April 7 - Fogg Dam

There are termite mounds all over the place here. In the forests, on the grassy open areas, on the roadside. As well, these tiny denizens of the tropics are just everywhere. Most of them are ant-sized. There's even one group that are known locally as the "Magnetic Termites" because their mounds are thin and flat, pointing due north. It seems the termites have figured out that this creates optimal temperature control under the blazing tropical sun. The Western side of the mound is shaded for the first half of the day and the Eastern side is shaded in the afternoon. Brilliant.

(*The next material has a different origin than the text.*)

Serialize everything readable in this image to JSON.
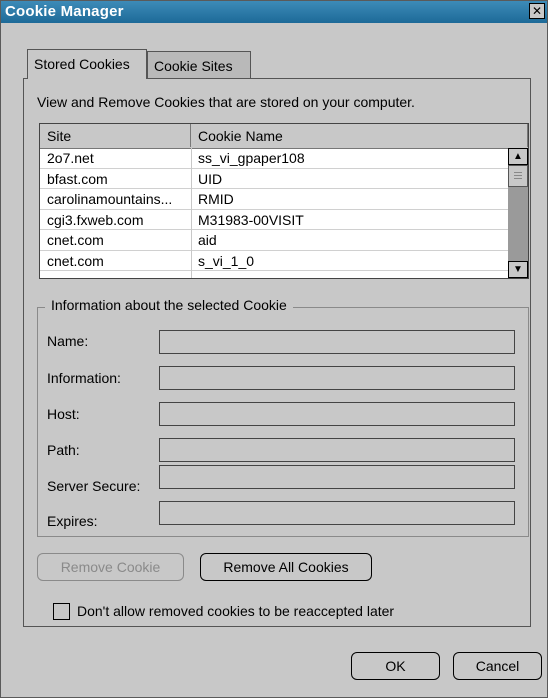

We have seen a few candidate vertebrates for leech-prey. We really don't know what the terrestrial leeches normally are feeding on. Presumably if they'll feed on us, they'll feed on roos, but there are many more leeches (not here, alas) than could be sustained by the few mammals in the forests. We're guessing that the smaller ones in particular are feeding on other animals, much as they do on other continents. In the coastal Northern territory there's certainly no shortage of small lizards scampering about. And we have seen a few frogs and toads. Unfortunately, the invasive Caribbean Cane Toad has made its way here posing a threat to the native small vertebrates in the forests.

Fogg Dam, while beautiful, was off limits. The recent rains had driven the water levels so high that the croc-infested marsh was lapping right up to the top of the emabankment. Fogg Dam is home to innumerable salties. With an ability to lunge straight up out of the water to a height of 8 feet or so, we were not going to get anywhere near the water's edge.

It looks like that's it for the Top End of Oz. We're going to explore the "city" of Darwin this afternoon. That should only take about 15 minutes!